I started using Delphi with version 1 in 1995 and have had the pleasure (for the most part) of working with every version that was released, up to and including Delphi 10.1 Berlin. It wasn't my first programming language and it's not the only one I use today, but unless there is a good reason to do otherwise, it's still my first choice for new projects.

I've said it before and I'll say it again: I am an unapologetic Delphi fan.

Of course, whenever there is some kind of Delphi news or milestone, the topic of the TIOBE Index eventually comes up. This is a ranked list of programming languages that is updated monthly.

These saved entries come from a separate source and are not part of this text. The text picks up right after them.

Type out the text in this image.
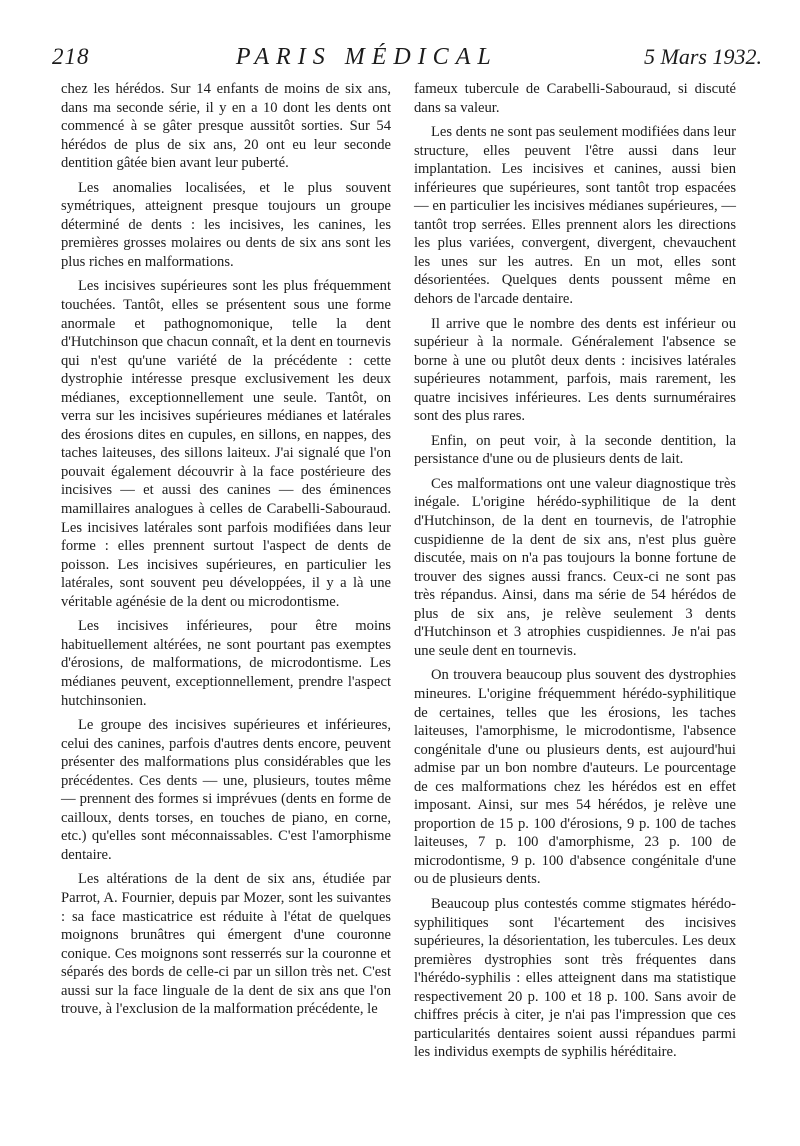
218	PARIS MÉDICAL	5 Mars 1932.

chez les hérédos. Sur 14 enfants de moins de six ans, dans ma seconde série, il y en a 10 dont les dents ont commencé à se gâter presque aussitôt sorties. Sur 54 hérédos de plus de six ans, 20 ont eu leur seconde dentition gâtée bien avant leur puberté.

Les anomalies localisées, et le plus souvent symétriques, atteignent presque toujours un groupe déterminé de dents : les incisives, les canines, les premières grosses molaires ou dents de six ans sont les plus riches en malformations.

Les incisives supérieures sont les plus fréquemment touchées. Tantôt, elles se présentent sous une forme anormale et pathognomonique, telle la dent d'Hutchinson que chacun connaît, et la dent en tournevis qui n'est qu'une variété de la précédente : cette dystrophie intéresse presque exclusivement les deux médianes, exceptionnellement une seule. Tantôt, on verra sur les incisives supérieures médianes et latérales des érosions dites en cupules, en sillons, en nappes, des taches laiteuses, des sillons laiteux. J'ai signalé que l'on pouvait également découvrir à la face postérieure des incisives — et aussi des canines — des éminences mamillaires analogues à celles de Carabelli-Sabouraud. Les incisives latérales sont parfois modifiées dans leur forme : elles prennent surtout l'aspect de dents de poisson. Les incisives supérieures, en particulier les latérales, sont souvent peu développées, il y a là une véritable agénésie de la dent ou microdontisme.

Les incisives inférieures, pour être moins habituellement altérées, ne sont pourtant pas exemptes d'érosions, de malformations, de microdontisme. Les médianes peuvent, exceptionnellement, prendre l'aspect hutchinsonien.

Le groupe des incisives supérieures et inférieures, celui des canines, parfois d'autres dents encore, peuvent présenter des malformations plus considérables que les précédentes. Ces dents — une, plusieurs, toutes même — prennent des formes si imprévues (dents en forme de cailloux, dents torses, en touches de piano, en corne, etc.) qu'elles sont méconnaissables. C'est l'amorphisme dentaire.

Les altérations de la dent de six ans, étudiée par Parrot, A. Fournier, depuis par Mozer, sont les suivantes : sa face masticatrice est réduite à l'état de quelques moignons brunâtres qui émergent d'une couronne conique. Ces moignons sont resserrés sur la couronne et séparés des bords de celle-ci par un sillon très net. C'est aussi sur la face linguale de la dent de six ans que l'on trouve, à l'exclusion de la malformation précédente, le

fameux tubercule de Carabelli-Sabouraud, si discuté dans sa valeur.

Les dents ne sont pas seulement modifiées dans leur structure, elles peuvent l'être aussi dans leur implantation. Les incisives et canines, aussi bien inférieures que supérieures, sont tantôt trop espacées — en particulier les incisives médianes supérieures, — tantôt trop serrées. Elles prennent alors les directions les plus variées, convergent, divergent, chevauchent les unes sur les autres. En un mot, elles sont désorientées. Quelques dents poussent même en dehors de l'arcade dentaire.

Il arrive que le nombre des dents est inférieur ou supérieur à la normale. Généralement l'absence se borne à une ou plutôt deux dents : incisives latérales supérieures notamment, parfois, mais rarement, les quatre incisives inférieures. Les dents surnuméraires sont des plus rares.

Enfin, on peut voir, à la seconde dentition, la persistance d'une ou de plusieurs dents de lait.

Ces malformations ont une valeur diagnostique très inégale. L'origine hérédo-syphilitique de la dent d'Hutchinson, de la dent en tournevis, de l'atrophie cuspidienne de la dent de six ans, n'est plus guère discutée, mais on n'a pas toujours la bonne fortune de trouver des signes aussi francs. Ceux-ci ne sont pas très répandus. Ainsi, dans ma série de 54 hérédos de plus de six ans, je relève seulement 3 dents d'Hutchinson et 3 atrophies cuspidiennes. Je n'ai pas une seule dent en tournevis.

On trouvera beaucoup plus souvent des dystrophies mineures. L'origine fréquemment hérédo-syphilitique de certaines, telles que les érosions, les taches laiteuses, l'amorphisme, le microdontisme, l'absence congénitale d'une ou plusieurs dents, est aujourd'hui admise par un bon nombre d'auteurs. Le pourcentage de ces malformations chez les hérédos est en effet imposant. Ainsi, sur mes 54 hérédos, je relève une proportion de 15 p. 100 d'érosions, 9 p. 100 de taches laiteuses, 7 p. 100 d'amorphisme, 23 p. 100 de microdontisme, 9 p. 100 d'absence congénitale d'une ou de plusieurs dents.

Beaucoup plus contestés comme stigmates hérédo-syphilitiques sont l'écartement des incisives supérieures, la désorientation, les tubercules. Les deux premières dystrophies sont très fréquentes dans l'hérédo-syphilis : elles atteignent dans ma statistique respectivement 20 p. 100 et 18 p. 100. Sans avoir de chiffres précis à citer, je n'ai pas l'impression que ces particularités dentaires soient aussi répandues parmi les individus exempts de syphilis héréditaire.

Objectively, TIOBE counts search results for a given phrase and uses the results to rank programming languages. The phrase is simply +"<language> programming" for each language that they track. For example, +"Delphi Programming".

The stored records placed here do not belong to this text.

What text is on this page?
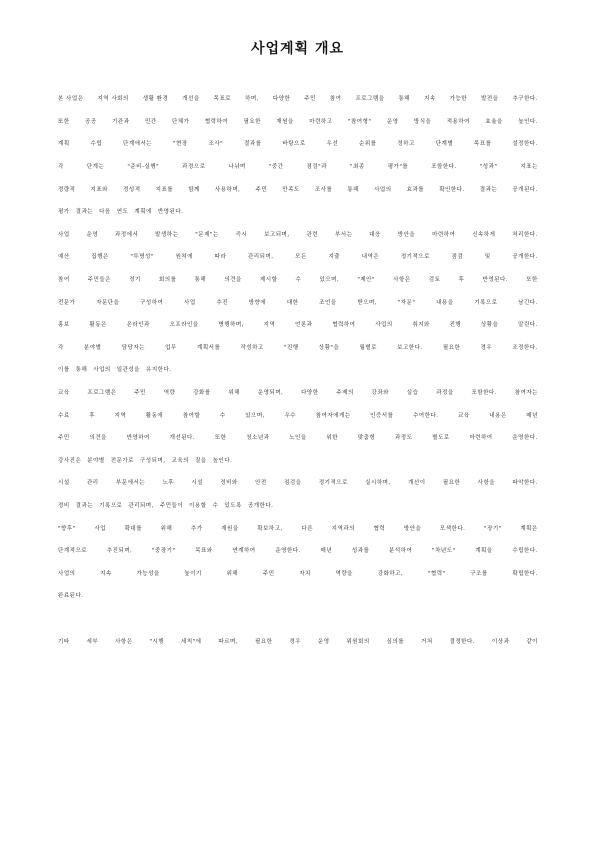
사업계획 개요
본 사업은	지역 사회의	생활 환경	개선을	목표로	하며,	다양한	주민	참여	프로그램을	통해	지속	가능한	발전을	추구한다.
또한	공공	기관과	민간	단체가	협력하여	필요한	재원을	마련하고	"참여형"	운영	방식을	적용하여	효율을	높인다.
계획	수립	단계에서는	"현장	조사"	결과를	바탕으로	우선	순위를	정하고	단계별	목표를	설정한다.
각	단계는	"준비-실행"	과정으로	나뉘며	"중간	점검"과	"최종	평가"를	포함한다.	"성과"	지표는
정량적	지표와	정성적	지표를	함께	사용하며,	주민	만족도	조사를	통해	사업의	효과를	확인한다.	결과는	공개된다.
평가 결과는 다음 연도 계획에 반영된다.
사업	운영	과정에서	발생하는	"문제"는	즉시	보고되며,	관련	부서는	대응	방안을	마련하여	신속하게	처리한다.
예산	집행은	"투명성"	원칙에	따라	관리되며,	모든	지출	내역은	정기적으로	점검	및	공개한다.
참여	주민들은	정기	회의를	통해	의견을	제시할	수	있으며,	"제안"	사항은	검토	후	반영된다.	또한
전문가	자문단을	구성하여	사업	추진	방향에	대한	조언을	받으며,	"자문"	내용을	기록으로	남긴다.
홍보	활동은	온라인과	오프라인을	병행하며,	지역	언론과	협력하여	사업의	취지와	진행	상황을	알린다.
각	분야별	담당자는	업무	계획서를	작성하고	"진행	상황"을	월별로	보고한다.	필요한	경우	조정한다.
이를 통해 사업의 일관성을 유지한다.
교육	프로그램은	주민	역량	강화를	위해	운영되며,	다양한	주제의	강좌와	실습	과정을	포함한다.	참여자는
수료	후	지역	활동에	참여할	수	있으며,	우수	참여자에게는	인증서를	수여한다.	교육	내용은	매년
주민	의견을	반영하여	개선된다.	또한	청소년과	노인을	위한	맞춤형	과정도	별도로	마련하여	운영한다.
강사진은 분야별 전문가로 구성되며, 교육의 질을 높인다.
시설	관리	부문에서는	노후	시설	정비와	안전	점검을	정기적으로	실시하며,	개선이	필요한	사항을	파악한다.
정비 결과는 기록으로 관리되며, 주민들이 이용할 수 있도록 공개한다.
"향후"	사업	확대를	위해	추가	재원을	확보하고,	다른	지역과의	협력	방안을	모색한다.	"장기"	계획은
단계적으로	추진되며,	"중장기"	목표와	연계하여	운영한다.	매년	성과를	분석하여	"차년도"	계획을	수립한다.
사업의	지속	가능성을	높이기	위해	주민	자치	역량을	강화하고,	"협력"	구조를	확립한다.
완료된다.
기타	세부	사항은	"시행	세칙"에	따르며,	필요한	경우	운영	위원회의	심의를	거쳐	결정한다.	이상과	같이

Subjectively, on the other hand, people, including TIOBE themselves, read their own interpretations into the results. These range from it being the definitive measure of programming language popularity to it being a completely meaningless exercise. It's even been pointed out that the system could conceivably be gamed, making it suspect. If you can convince enough people to include the phrase "DELPHI PROGRAMMING" or "OBJECT PASCAL PROGRAMMING" in blog posts, it might influence the results. See what I did there? :)

In any case, TIOBE is measuring something, and while their methods have evolved over time, they try to be consistent, and publish their methodology and at least some historical data. You have to go spelunking for the rest, though.

This sounds like an opportunity for a little bit of data visualisation...

One of my pet peeves with TIOBE is that they started reporting Delphi and Pascal separately in 2004, which I think understated both of them. Eric Grange published what he called an unofficial Fixed TIOBE Index that re-combined the Delphi and Pascal results, but it wasn't until 2016 when Craig Chapman convinced TIOBE of the error of their ways that the mistake (that's right, it was a mistake) was fixed officially. Well, not completely fixed because of things like 5% of Pascal results and Pascal dialects like Oxygene still being reported separately, but it was a step in the right direction.

It might be interesting to see the impact of these differences and show what I believe is a more correct history of Delphi and Object Pascal in TIOBE. I can't imagine that being controversial. (/s)

Looking at ratings, the differences aren't very dramatic, but the raw rating numbers only tell part of the story.

A small difference in rating can have a larger impact on a language's position in the list.

The positions give a more complete picture.

Reported individually, Pascal and Delphi positions show some bizarre fluctuations from month to month. For example, in three consecutive months in 2014/2015, Delphi went from 16 to 20 to 11, which seems a little unlikely. I believe that this is because Delphi hits were being reported as Pascal and vice versa. When the results are combined, changes are smoother and, I think, more reasonable.

Since July of 2001, which seems to be as far back as TIOBE reports, Delphi has been in the top 10 about two thirds of the time.

Not too shabby. If you put any stock in this kind of thing.

I'm not sure if the TIOBE index is a meaningful or complete indicator of how popular programming languages are, but it is interesting.

Update: Added March 2017 data and fixed a mistake in the histogram.